1. Entitled to an Annual Exempt Amount (AEA) of half that allowed to individuals (£3,000 for 2023/24 and £1,500 for 2024/25 onwards).
2. Pay higher rate of tax on all gains after AEA (28% on residential property or 20% on other chargeable assets).

10 year anniversary

10-yearly Inheritance Tax Charges

Most trusts where the trustees have some discretion over beneficiaries

Maximum of 6% on assets - complicated calculation required to determine amount of tax payable. HMRC will calculate on trustees behalf (via IHT100 form)

When assets are transferred out of a trust or trust ends

Inheritance Tax Exit Charges

Most trusts where the trustees have some discretion over beneficiaries

Maximum of 6% on assets - complicated calculation required to determine amount of tax payable. HMRC will calculate on trustees behalf (via IHT100 form)

 

Comment 

Trusts can be complicated, with various terms often used interchangeably. However, they provide a valuable way to protect assets and ensure financial stability for someone’s loved ones over time. 
For a bespoke trust, assistance from a Solicitor will normally be required to draft the trust deed and rules. Alternatively, many providers do offer suitable draft trust deeds that can be used by advisers to set up trusts that clients can use for investing in their products.
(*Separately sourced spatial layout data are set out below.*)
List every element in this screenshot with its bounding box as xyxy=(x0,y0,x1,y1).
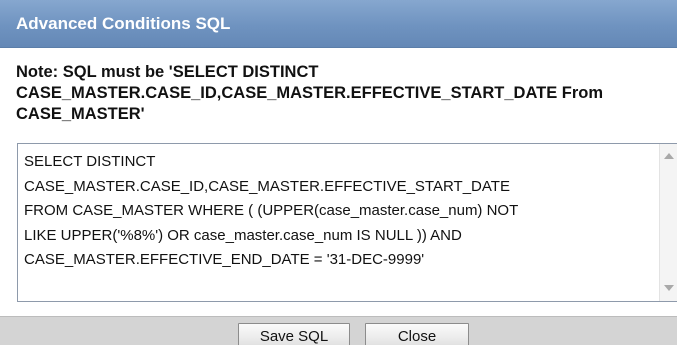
advanced-conditions-sql-dialog: Advanced Conditions SQL Note: SQL must b… xyxy=(0,0,677,345)
scroll-up-arrow-icon[interactable] xyxy=(664,153,674,159)
save-sql-button[interactable]: Save SQL xyxy=(238,323,350,345)
sql-vertical-scrollbar[interactable] xyxy=(659,144,677,301)
dialog-titlebar[interactable]: Advanced Conditions SQL xyxy=(0,0,677,48)
sql-textarea[interactable]: SELECT DISTINCT CASE_MASTER.CASE_ID,CASE… xyxy=(17,143,677,302)
close-button[interactable]: Close xyxy=(365,323,469,345)
sql-note: Note: SQL must be 'SELECT DISTINCT CASE_… xyxy=(16,63,604,123)
dialog-button-bar: Save SQL Close xyxy=(0,316,677,345)
scroll-down-arrow-icon[interactable] xyxy=(664,285,674,291)
sql-text-content[interactable]: SELECT DISTINCT CASE_MASTER.CASE_ID,CASE… xyxy=(24,150,644,273)
dialog-title: Advanced Conditions SQL xyxy=(16,14,231,33)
Remember that since 1 September 2022, most express trusts will need to register on the Trust Registration Service (TRS). Furthermore, there is a legal requirement for evidence of registration to be provided before firms can enter into a business relationship with the trust.  

Important Information

Please note this is for general information only and is based on LV=’s understanding of the relevant legislation and regulations and may be subject to change.

The tax treatment of benefits depends on individual circumstances, and may be subject to change in the future.

The use of this document is at your own risk, and the content should not be used for the provision of professional advice.

LV= accept no liability for any damages, losses or causes of action of any nature arising from your use of this document.